Paper argues the pseudogap is a precursor to the superconducting dome in cuprates and predicts a non‑analytic T* vs. doping
This short theoretical paper argues that the well known pseudogap phase in high‑temperature cuprate superconductors must be a precursor to the superconducting dome seen in their phase diagram. The authors show, with a macroscopic argument, that the pseudogap temperature T* as a function of doping cannot be a smooth, analytic curve across the dome. Instead T* develops a kink or singular behavior at the dome peak and becomes identical to the superconducting transition temperature Tc in the overdoped region.

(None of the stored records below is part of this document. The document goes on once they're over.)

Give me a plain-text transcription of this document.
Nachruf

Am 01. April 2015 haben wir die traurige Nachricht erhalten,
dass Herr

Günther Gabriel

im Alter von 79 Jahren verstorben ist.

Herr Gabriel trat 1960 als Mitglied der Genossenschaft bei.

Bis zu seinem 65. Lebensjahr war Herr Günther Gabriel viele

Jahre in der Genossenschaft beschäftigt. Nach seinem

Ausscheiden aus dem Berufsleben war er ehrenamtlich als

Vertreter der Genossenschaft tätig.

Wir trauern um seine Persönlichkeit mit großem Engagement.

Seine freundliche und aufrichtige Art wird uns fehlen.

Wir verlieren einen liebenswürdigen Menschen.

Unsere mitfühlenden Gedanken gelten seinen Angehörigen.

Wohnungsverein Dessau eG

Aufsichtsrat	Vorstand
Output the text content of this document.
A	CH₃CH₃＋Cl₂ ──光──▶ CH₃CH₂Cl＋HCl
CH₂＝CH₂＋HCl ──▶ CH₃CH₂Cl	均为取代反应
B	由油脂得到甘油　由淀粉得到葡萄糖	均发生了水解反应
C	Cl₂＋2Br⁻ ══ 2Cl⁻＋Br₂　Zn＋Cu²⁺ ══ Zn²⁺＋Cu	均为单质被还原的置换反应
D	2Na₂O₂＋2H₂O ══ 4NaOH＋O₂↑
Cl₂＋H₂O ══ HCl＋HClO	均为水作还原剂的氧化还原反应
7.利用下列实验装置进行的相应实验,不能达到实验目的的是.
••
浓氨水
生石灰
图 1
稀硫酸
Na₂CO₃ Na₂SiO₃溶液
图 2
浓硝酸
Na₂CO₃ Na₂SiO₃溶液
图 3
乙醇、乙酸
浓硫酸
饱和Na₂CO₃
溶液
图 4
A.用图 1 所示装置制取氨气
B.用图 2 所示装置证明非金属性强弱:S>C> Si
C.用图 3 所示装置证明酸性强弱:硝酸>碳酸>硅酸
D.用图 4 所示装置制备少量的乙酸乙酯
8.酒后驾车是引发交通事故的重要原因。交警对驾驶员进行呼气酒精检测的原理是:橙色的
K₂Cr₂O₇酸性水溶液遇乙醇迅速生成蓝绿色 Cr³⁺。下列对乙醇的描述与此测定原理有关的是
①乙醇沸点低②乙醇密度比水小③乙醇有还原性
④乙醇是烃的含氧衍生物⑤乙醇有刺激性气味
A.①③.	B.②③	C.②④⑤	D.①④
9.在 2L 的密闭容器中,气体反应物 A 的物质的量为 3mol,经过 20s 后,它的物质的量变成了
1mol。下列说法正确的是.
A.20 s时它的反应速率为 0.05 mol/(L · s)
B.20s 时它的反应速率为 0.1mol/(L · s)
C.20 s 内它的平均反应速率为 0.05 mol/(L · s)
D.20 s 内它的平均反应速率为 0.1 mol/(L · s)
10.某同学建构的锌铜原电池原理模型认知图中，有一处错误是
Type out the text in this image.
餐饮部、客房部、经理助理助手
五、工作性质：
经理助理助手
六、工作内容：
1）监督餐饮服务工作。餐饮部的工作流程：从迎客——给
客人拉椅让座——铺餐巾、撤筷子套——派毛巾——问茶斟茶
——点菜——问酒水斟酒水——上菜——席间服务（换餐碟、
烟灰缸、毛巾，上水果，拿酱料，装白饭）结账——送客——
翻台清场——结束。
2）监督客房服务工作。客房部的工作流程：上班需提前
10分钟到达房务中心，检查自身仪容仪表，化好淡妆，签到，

The core of the argument uses two observable ingredients. First, the pseudogap temperature T* falls as doping increases. The authors attribute this to a shrinking of the size of extended, disordered preformed hole pairs as more carriers are added. Second, they introduce a configurational‑ordering rate R that measures how fast the random arrangement of those extended pairs can reorganize into the global, symmetry‑breaking pattern needed for superconductivity. The paper assumes the disorder measure (configurational entropy CE) falls linearly with temperature from each T* point, with slope R. If R grows with doping, the lines that connect T* to Tc retrace a dome shape; where R diverges the behavior becomes non‑analytic and T* and Tc merge in the overdoped side.
To explain why R should increase while T* decreases with doping the authors invoke a specific microscopic picture called entanglement and confinement hole pairing (ECHP). This pairing idea, developed earlier by Buot and colleagues, describes pairs of doped holes that are extended, entangled, and variably confined. Shorter‑range, more fluid pairs at higher doping are expected to reorder more quickly (larger R) while yielding a smaller pairing energy (lower T*). The paper cites angle‑resolved photoemission spectroscopy and other experimental phase diagrams as qualitatively consistent with this picture.